Henry VIII’s break with Rome set in play a series of events that dramatically changed the island history of Britain and led to both political and religious refugees seeking safety in North America in what would one day become know as the ‘The Land of the Free.’
The next two hundred years of British history were riven with religious divisions between Catholics and Protestants, that still haunt parts of the United Kingdom and Ireland today. If we wish to understand the origins of American character, then we have to first understand the rich fertile soil from which it sprang in England.

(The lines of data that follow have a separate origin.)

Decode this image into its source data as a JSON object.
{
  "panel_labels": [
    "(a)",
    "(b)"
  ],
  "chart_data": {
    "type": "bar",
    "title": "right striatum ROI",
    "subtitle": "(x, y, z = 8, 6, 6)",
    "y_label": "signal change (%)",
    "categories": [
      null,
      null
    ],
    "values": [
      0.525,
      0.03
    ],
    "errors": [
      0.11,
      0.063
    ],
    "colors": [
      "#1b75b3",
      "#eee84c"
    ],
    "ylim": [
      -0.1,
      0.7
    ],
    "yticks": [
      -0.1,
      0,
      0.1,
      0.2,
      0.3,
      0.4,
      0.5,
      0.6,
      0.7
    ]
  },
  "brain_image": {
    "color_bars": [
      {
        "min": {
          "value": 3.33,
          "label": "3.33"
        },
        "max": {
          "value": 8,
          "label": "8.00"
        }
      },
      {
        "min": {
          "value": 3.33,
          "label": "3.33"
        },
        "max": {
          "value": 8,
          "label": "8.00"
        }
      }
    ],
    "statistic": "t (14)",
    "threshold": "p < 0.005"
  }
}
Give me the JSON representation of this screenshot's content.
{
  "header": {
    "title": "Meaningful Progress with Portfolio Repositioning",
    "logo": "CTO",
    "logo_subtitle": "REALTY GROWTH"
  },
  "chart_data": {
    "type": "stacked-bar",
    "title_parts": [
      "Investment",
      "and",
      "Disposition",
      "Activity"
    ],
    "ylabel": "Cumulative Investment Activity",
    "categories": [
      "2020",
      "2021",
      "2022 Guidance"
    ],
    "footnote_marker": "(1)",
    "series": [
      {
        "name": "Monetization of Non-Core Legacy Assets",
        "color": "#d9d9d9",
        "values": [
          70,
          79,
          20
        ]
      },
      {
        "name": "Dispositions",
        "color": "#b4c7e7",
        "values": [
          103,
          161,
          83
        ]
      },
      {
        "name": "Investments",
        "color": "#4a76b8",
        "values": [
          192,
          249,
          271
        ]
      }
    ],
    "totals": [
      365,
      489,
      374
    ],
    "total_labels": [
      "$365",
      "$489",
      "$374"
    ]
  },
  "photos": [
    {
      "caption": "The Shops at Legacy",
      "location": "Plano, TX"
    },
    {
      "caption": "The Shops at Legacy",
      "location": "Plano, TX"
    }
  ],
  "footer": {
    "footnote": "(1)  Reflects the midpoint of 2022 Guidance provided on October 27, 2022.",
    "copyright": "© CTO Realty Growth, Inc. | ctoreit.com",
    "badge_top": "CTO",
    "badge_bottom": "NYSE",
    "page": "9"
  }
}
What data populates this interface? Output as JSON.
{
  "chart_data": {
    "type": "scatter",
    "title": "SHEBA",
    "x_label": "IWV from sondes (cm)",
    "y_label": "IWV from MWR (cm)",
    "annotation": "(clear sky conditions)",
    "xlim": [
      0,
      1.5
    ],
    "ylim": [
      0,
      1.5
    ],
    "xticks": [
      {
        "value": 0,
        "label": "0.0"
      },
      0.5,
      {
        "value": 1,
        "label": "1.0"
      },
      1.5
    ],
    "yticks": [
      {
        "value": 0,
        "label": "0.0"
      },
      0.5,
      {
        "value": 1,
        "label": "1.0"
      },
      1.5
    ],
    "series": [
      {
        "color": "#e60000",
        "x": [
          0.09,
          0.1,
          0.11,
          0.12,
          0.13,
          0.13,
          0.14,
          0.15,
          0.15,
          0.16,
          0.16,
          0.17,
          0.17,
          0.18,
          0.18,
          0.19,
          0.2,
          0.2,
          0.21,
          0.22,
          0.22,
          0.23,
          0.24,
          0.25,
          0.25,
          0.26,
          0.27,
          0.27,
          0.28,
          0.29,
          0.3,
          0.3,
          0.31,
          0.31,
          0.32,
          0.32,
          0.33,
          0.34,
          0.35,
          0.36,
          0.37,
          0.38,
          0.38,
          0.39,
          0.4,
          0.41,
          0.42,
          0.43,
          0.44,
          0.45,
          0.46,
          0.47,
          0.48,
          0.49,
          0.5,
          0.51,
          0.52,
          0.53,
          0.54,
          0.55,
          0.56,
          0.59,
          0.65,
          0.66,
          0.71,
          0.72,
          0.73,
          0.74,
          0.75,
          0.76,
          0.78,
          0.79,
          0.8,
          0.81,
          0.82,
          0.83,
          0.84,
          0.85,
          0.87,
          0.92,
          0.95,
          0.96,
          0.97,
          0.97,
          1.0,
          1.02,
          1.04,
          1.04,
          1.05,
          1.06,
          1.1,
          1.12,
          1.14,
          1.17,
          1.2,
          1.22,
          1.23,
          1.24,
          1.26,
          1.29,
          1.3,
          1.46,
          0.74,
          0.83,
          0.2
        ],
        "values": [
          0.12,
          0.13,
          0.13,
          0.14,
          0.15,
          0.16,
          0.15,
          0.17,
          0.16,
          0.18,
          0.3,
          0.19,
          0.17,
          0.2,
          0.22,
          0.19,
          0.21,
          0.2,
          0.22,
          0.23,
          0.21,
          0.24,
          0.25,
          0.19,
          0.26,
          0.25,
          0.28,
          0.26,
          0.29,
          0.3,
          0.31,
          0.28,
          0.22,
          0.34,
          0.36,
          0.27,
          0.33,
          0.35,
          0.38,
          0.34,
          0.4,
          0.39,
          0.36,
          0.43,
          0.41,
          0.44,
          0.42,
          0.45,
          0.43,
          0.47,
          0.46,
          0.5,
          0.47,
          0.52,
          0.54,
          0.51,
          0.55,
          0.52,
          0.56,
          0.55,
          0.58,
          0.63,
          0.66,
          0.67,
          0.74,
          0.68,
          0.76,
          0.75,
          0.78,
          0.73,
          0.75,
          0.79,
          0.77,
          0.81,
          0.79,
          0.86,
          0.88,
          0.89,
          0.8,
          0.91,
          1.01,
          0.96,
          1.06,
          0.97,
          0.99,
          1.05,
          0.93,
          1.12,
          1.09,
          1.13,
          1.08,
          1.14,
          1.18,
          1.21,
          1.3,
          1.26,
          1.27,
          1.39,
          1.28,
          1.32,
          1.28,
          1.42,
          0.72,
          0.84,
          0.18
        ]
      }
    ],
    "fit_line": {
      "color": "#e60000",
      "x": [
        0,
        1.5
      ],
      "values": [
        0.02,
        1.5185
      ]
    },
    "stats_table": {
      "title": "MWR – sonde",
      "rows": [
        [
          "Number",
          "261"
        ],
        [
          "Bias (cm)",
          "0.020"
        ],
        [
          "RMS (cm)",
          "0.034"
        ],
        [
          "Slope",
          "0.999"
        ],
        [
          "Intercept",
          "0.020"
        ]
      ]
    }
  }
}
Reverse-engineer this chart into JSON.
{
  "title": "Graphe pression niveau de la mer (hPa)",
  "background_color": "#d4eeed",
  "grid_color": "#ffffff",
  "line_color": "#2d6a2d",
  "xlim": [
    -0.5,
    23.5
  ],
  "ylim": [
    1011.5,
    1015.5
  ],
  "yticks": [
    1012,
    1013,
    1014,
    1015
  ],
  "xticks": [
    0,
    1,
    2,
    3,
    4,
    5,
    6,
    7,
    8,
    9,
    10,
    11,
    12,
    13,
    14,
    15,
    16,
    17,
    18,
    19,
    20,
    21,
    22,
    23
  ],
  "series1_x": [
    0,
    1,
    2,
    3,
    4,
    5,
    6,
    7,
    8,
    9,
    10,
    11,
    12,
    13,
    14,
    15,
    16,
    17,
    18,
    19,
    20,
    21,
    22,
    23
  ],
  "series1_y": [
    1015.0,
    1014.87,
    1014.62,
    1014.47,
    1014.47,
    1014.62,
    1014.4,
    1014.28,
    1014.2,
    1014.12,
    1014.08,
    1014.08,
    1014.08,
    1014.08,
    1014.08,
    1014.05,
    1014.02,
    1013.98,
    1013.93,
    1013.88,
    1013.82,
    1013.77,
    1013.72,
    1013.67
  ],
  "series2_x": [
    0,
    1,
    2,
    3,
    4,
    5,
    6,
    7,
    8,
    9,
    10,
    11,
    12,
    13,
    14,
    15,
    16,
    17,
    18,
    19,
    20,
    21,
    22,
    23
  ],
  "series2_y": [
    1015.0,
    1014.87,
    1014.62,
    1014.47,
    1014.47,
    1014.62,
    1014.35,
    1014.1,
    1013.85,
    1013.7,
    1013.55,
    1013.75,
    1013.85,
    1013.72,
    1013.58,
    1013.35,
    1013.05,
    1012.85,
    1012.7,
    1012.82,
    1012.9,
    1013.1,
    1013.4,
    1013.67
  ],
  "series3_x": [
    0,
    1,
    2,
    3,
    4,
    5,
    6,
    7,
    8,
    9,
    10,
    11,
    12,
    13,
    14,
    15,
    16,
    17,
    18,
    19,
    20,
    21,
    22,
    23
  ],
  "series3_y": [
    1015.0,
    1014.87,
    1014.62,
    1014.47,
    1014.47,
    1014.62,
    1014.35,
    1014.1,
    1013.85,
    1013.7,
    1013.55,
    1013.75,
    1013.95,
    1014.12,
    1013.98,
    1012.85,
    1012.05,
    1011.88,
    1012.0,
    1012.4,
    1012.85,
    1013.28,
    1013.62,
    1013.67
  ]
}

In the immediate aftermath of the ‘Break with Rome’ England changed it’s state religion several times, whilst both sides persecuted each other, accusing the other side of being heretics. The most famous, but certainly not the most bloodiest, resulting in the deaths of 280 Protestant Martyrs during the reign of Queen Mary. Her sister Elizabeth I executed far more Catholics whilst trying to come to a compromise through the Elizabethan Church Settlement Act, which left many feeling very unhappy. This ultimately led to the English Catholics trying to kill King James I and Parliament in the now infamous Gunpowder Plot in 1605. Later in 1620, fearful of Catholic plots and further persecution for refusing to attend the Church of England, the ‘Pilgrim Fathers’ left England never to return in the hope of finding a place where they could freely practice their faith in North America.
Later of course these divisions would implode into the English Civil War in 1642 and result in the execution of Charles I.The resulting conflicts would see thousands seeking religious toleration in North America.